Definition
Retrieval precision is the fraction of documents returned by a search system that are actually relevant to the user’s query. If a system returns 10 documents and 7 are relevant, precision is 70%. It is typically measured at a specific cut-off point — Precision@5 (of the top 5 results, how many are relevant) or Precision@10 — because users rarely look beyond the first page of results. In legal AI, precision matters because every irrelevant result wastes a professional’s time and, in RAG systems, dilutes the context provided to the language model.
Why it matters
- User efficiency — tax advisors have limited time; high precision means they spend less time sifting through irrelevant results and more time on the relevant provisions
- RAG context quality — in retrieval-augmented generation, retrieved documents become the language model’s context window; low precision means the model receives noisy, irrelevant passages that can degrade answer quality or trigger hallucination
- Trust — a system that consistently returns irrelevant results erodes user confidence, even if the relevant result is somewhere in the list; precision directly affects perceived system quality
- Complementary to recall — precision and recall measure different aspects of retrieval quality; a system needs both to be effective
How it works
Precision is computed by dividing the number of relevant documents retrieved by the total number of documents retrieved:
Precision@k = (relevant documents in top k) / k
Evaluation requires a labelled test set where human annotators have identified which documents are relevant for each query. The system’s ranked output is then compared against these relevance judgements.

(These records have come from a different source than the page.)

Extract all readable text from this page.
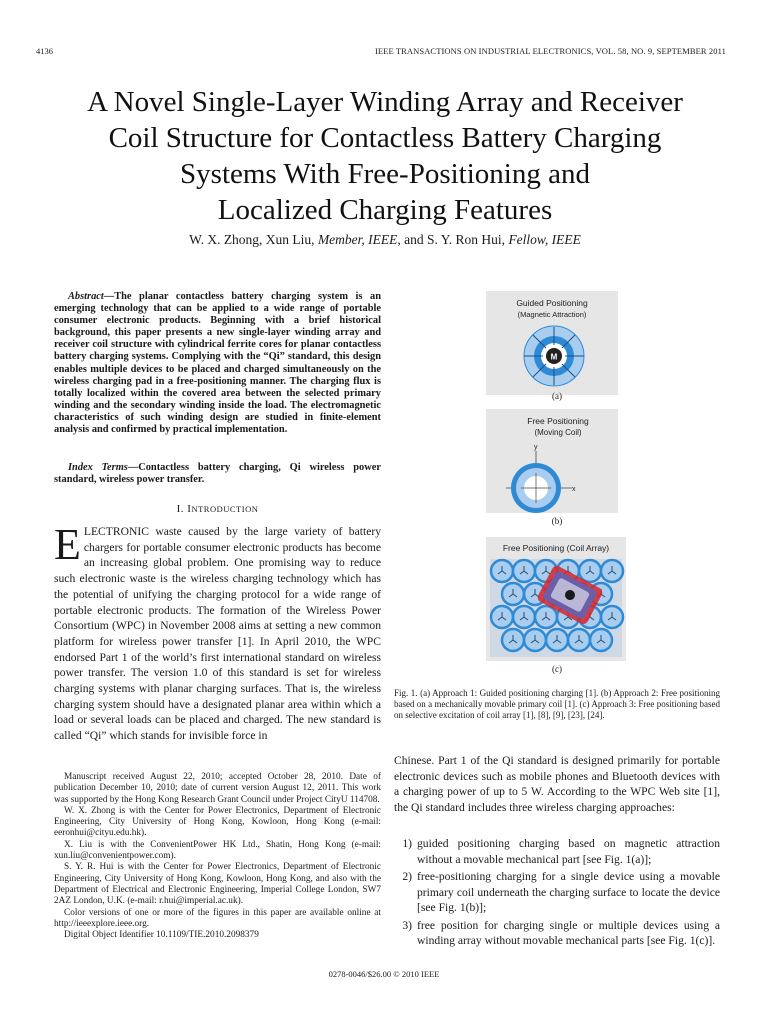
4136	IEEE TRANSACTIONS ON INDUSTRIAL ELECTRONICS, VOL. 58, NO. 9, SEPTEMBER 2011
A Novel Single-Layer Winding Array and Receiver
Coil Structure for Contactless Battery Charging
Systems With Free-Positioning and
Localized Charging Features
W. X. Zhong, Xun Liu, Member, IEEE, and S. Y. Ron Hui, Fellow, IEEE
Abstract—The planar contactless battery charging system is an emerging technology that can be applied to a wide range of portable consumer electronic products. Beginning with a brief historical background, this paper presents a new single-layer winding array and receiver coil structure with cylindrical ferrite cores for planar contactless battery charging systems. Complying with the “Qi” standard, this design enables multiple devices to be placed and charged simultaneously on the wireless charging pad in a free-positioning manner. The charging flux is totally localized within the covered area between the selected primary winding and the secondary winding inside the load. The electromagnetic characteristics of such winding design are studied in finite-element analysis and confirmed by practical implementation.
Index Terms—Contactless battery charging, Qi wireless power standard, wireless power transfer.
I. INTRODUCTION
ELECTRONIC waste caused by the large variety of battery chargers for portable consumer electronic products has become an increasing global problem. One promising way to reduce such electronic waste is the wireless charging technology which has the potential of unifying the charging protocol for a wide range of portable electronic products. The formation of the Wireless Power Consortium (WPC) in November 2008 aims at setting a new common platform for wireless power transfer [1]. In April 2010, the WPC endorsed Part 1 of the world’s first international standard on wireless power transfer. The version 1.0 of this standard is set for wireless charging systems with planar charging surfaces. That is, the wireless charging system should have a designated planar area within which a load or several loads can be placed and charged. The new standard is called “Qi” which stands for invisible force in

Manuscript received August 22, 2010; accepted October 28, 2010. Date of publication December 10, 2010; date of current version August 12, 2011. This work was supported by the Hong Kong Research Grant Council under Project CityU 114708.

W. X. Zhong is with the Center for Power Electronics, Department of Electronic Engineering, City University of Hong Kong, Kowloon, Hong Kong (e-mail: eeronhui@cityu.edu.hk).

X. Liu is with the ConvenientPower HK Ltd., Shatin, Hong Kong (e-mail: xun.liu@convenientpower.com).

S. Y. R. Hui is with the Center for Power Electronics, Department of Electronic Engineering, City University of Hong Kong, Kowloon, Hong Kong, and also with the Department of Electrical and Electronic Engineering, Imperial College London, SW7 2AZ London, U.K. (e-mail: r.hui@imperial.ac.uk).

Color versions of one or more of the figures in this paper are available online at http://ieeexplore.ieee.org.

Digital Object Identifier 10.1109/TIE.2010.2098379

Guided Positioning
(Magnetic Attraction)
M
(a)
Free Positioning
(Moving Coil)
y
x
(b)
Free Positioning (Coil Array)
(c)
Fig. 1. (a) Approach 1: Guided positioning charging [1]. (b) Approach 2: Free positioning based on a mechanically movable primary coil [1]. (c) Approach 3: Free positioning based on selective excitation of coil array [1], [8], [9], [23], [24].
Chinese. Part 1 of the Qi standard is designed primarily for portable electronic devices such as mobile phones and Bluetooth devices with a charging power of up to 5 W. According to the WPC Web site [1], the Qi standard includes three wireless charging approaches:
1) guided positioning charging based on magnetic attraction without a movable mechanical part [see Fig. 1(a)];
2) free-positioning charging for a single device using a movable primary coil underneath the charging surface to locate the device [see Fig. 1(b)];
3) free position for charging single or multiple devices using a winding array without movable mechanical parts [see Fig. 1(c)].
0278-0046/$26.00 © 2010 IEEE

Precision-recall trade-off: precision and recall are inversely related. Returning more documents (higher recall — fewer relevant documents are missed) typically reduces precision (more irrelevant documents are included). The retrieval pipeline’s architecture — particularly the reranking stage — aims to maximise both by placing the most relevant documents at the top.
Mean Average Precision (MAP) extends precision by considering the ranking of relevant documents, not just their count. It rewards systems that place relevant documents higher in the ranked list. This is particularly important for legal search, where the first few results receive the most attention.
Precision in RAG specifically: in a RAG system, the top-k retrieved passages are concatenated into the language model’s context. Low precision means irrelevant passages occupy context window slots that could have been used for relevant sources, potentially causing the model to ignore important information or be distracted by noise.
Improving precision typically involves better query understanding (interpreting the user’s intent correctly), more effective reranking (scoring candidates with a deeper semantic model), and metadata filtering (excluding documents that are topically related but contextually wrong — e.g., legislation from the wrong jurisdiction or time period).
Common questions
Q: What is a good precision score for legal search?
A: Precision@5 above 80% is generally considered strong for legal retrieval. This means 4 out of the top 5 results are relevant. In practice, the acceptable threshold depends on the use case — exploratory research tolerates lower precision, while specific question answering demands higher precision.
Q: How is precision different from accuracy?
A: Accuracy measures overall correctness across all predictions (including documents correctly not retrieved). Precision specifically measures the quality of what was returned. A system that returns nothing has undefined precision but could have high accuracy if most documents are indeed irrelevant.
References
Andrew Turpin et al. (2006), “User performance versus precision measures for simple search tasks”, .
Donald Metzler et al. (2007), “Linear feature-based models for information retrieval”, Information Retrieval.
I. El-Naqa et al. (2004), “A Similarity Learning Approach to Content-Based Image Retrieval: Application to Digital Mammography”, IEEE Transactions on Medical Imaging.